You might have heard of the expression “Garbage In, Garbage Out” (GIGO).
It’s used in computer science to describe that flawed input data produces flawed output. Of course, it also applies elsewhere.
When soccer superstar Cristiano Ronaldo publicly rejected Coca-Cola in favor of water during the European Championship, he demonstrated this principle: to be at your best, put good things into your system (water), not bad things (sugar-laced soda).
How does this relate to being a creator? Well, GIGO teaches us that input and output are intrinsically linked. Our consumption of content and other things can’t be separated from our role as a creator.
Consumption and creation are two sides of the same coin. Here are 3 lessons creators can learn from the other side of the coin:
1. You can do things differently and still be successful
Our actions as a consumer teach us things. For instance, if you exclusively shop at Amazon (or similar big companies), you’re effectively sending yourself the message that you have to be super-big to be worthy of customers.
You’re teaching yourself that it’s not worth it to seek out creators directly, without the intermediation of bigger players.
You’re teaching yourself that convenience (and next-day shopping) is so important that it overrides other concerns.
Going on Amazon to order things is literally the least imaginative and original way of getting the things we want.
When I finally began ordering from Bookshop.org (an Amazon competitor that supports independent bookshops) this year, it taught me that small players like Bookshop can compete with big players.
That small player can do things differently.
That many customers, including myself, are willing to pay a bit more and wait a bit longer to order from a small player that we like more than a big player.
That’s a pretty important lesson for a creator.
2. People can get paid for meaningful work
This is related to the previous lesson.
As a creator, you need to believe that it’s possible to get paid for meaningful work. Otherwise, what’s the point?
By being a customer who pays people for meaningful work (whether that’s by ordering from small stores, hiring someone to help you with something, etc.), you can strengthen that belief.
For instance, I know that coaching is valuable because I have had different coaches over the years who have helped me — and I still have a coach.
When I talk to a potential client about the benefits of coaching, I can talk about positive changes my clients have made while working with me and about my own experience with this vehicle of change.
If you don’t believe something is valuable enough to invest in it (whether that’s a service or a product), why should your clients?
Consuming things from other creators and smaller businesses can also help creators overcome perfectionism. If you pay a person or small business for their work (even if it’s not 100% polished), it teaches you that getting customers is about delivering value, not perfection.
3. Insights into how platforms work and whether they are right for you
For a long time, I resisted getting a Patreon subscription or ordering on Etsy. I found it to be a hassle to sign up for a separate platform. I also didn’t particularly like that the platform takes a percentage of money that would otherwise go to the creators.
Eventually, I gave both of these a try and it taught me some valuable lessons.
A few people had suggested to me that I start my own Patreon and I found myself thinking about doing that.

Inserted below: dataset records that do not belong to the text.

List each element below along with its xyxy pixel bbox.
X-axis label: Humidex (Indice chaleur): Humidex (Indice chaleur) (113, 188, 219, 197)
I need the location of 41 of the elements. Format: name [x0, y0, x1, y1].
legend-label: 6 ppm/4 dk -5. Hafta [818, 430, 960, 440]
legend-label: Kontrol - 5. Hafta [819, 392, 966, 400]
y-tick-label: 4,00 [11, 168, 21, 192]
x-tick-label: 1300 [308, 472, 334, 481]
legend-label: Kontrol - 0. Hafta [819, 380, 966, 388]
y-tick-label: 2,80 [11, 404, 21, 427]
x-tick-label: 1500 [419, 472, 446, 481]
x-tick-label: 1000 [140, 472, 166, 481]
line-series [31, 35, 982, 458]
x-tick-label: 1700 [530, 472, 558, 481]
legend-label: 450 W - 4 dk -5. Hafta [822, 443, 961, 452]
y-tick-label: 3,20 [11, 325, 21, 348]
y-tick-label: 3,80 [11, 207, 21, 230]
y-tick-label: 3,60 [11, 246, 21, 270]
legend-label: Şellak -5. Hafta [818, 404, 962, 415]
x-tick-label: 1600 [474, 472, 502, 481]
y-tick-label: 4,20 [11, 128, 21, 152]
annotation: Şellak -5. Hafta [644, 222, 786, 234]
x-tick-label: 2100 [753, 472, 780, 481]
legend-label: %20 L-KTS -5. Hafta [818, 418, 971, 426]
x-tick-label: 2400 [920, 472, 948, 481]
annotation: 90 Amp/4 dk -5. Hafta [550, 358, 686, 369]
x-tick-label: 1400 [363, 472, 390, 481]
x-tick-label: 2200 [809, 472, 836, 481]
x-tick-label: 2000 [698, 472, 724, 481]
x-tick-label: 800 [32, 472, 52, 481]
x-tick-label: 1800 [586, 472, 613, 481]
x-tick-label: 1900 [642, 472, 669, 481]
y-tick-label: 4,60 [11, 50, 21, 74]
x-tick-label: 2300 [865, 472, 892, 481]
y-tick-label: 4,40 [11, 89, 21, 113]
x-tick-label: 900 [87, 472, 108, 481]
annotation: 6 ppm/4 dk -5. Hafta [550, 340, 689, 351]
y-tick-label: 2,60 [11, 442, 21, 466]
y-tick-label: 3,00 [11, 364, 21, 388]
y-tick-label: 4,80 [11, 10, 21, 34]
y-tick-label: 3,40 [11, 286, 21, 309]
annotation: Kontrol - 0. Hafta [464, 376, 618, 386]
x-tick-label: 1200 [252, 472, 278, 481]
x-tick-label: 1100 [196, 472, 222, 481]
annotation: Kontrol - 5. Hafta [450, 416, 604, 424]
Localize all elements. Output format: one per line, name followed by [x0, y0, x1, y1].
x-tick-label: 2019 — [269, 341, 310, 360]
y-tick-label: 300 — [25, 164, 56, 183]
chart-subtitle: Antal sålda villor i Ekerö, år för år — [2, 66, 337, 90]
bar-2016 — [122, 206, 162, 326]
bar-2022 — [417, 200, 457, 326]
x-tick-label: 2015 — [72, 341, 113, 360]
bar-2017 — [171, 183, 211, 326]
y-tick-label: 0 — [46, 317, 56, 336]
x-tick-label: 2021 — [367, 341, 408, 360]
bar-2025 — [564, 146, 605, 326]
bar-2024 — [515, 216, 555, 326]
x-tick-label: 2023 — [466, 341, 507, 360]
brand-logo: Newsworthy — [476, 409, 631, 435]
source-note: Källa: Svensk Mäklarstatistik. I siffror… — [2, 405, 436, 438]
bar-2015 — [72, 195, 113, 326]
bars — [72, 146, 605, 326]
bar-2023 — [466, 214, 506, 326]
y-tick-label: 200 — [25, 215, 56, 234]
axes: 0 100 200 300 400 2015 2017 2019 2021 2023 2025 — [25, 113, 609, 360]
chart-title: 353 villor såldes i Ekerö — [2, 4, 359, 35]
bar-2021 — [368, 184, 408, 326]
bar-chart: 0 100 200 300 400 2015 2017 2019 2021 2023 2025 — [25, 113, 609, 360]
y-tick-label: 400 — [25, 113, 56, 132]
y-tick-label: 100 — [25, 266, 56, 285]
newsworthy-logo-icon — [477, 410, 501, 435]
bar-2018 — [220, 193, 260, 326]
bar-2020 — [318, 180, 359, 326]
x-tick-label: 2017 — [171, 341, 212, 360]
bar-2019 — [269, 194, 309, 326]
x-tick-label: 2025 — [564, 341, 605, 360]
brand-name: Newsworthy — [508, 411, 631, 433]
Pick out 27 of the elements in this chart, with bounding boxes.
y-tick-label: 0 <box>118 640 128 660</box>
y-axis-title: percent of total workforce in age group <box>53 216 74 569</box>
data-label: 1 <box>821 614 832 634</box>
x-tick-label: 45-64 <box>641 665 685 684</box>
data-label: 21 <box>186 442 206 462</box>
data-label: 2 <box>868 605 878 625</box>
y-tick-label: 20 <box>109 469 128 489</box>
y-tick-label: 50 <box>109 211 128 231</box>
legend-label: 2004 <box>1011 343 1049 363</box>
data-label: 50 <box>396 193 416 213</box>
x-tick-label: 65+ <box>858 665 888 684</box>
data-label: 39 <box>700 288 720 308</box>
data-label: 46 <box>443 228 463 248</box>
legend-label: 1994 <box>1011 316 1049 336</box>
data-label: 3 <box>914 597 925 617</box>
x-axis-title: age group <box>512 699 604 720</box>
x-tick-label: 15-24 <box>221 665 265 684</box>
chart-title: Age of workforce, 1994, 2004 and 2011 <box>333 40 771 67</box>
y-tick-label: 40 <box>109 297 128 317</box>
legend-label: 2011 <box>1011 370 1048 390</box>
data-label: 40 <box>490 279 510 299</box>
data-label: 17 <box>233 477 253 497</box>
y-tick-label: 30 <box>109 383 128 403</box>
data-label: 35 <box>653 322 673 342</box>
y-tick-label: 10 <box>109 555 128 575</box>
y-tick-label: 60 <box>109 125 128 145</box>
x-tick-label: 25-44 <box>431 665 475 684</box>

Through becoming a Patreon supporter for a few content creators, I realized that that monetization model isn’t for me, at least at the moment. I noticed how much effort they put into it and how many subscribers they needed to have it be worth their time.
Ordering on Etsy also taught me a few things. I realized that the platform can be annoying for customers— for instance, I was sometimes randomly blocked, especially when using a VPN (which seems to be a common problem).
This means that in many cases, Etsy customers are forced to turn off their VPN. If they aren’t willing to do that, Etsy creators miss out on sales.
This helped me realize how much easier it was to order directly from creators. As long as they have a personal website with the same name as their Etsy store, I could easily find them and buy through their website. They don’t have to pay an Etsy fee and I don’t get hassled about my VPN. Win-win.
If I ever decided to offer something on Etsy, I would keep this experience in mind.
Creators can learn many valuable lessons from being consumers.
If you only ever lived in Rome during the height of the Roman Empire, it would probably be hard for you to believe that people were living a good life elsewhere, that there was an alternative to this über-dominant city.
Supporting other creators and small businesses is kind of like leaving Rome to discover a whole new world outside. It will teach you things you could never learn from only buying from the big players.
Just like cities don’t have to be Rome (in its prime) to be successful, entrepreneurs don’t need to dominate the marketplace to have happy customers and make a living.
Not all roads lead to Rome. But if they did, we would just create new pathways that support a different way of life.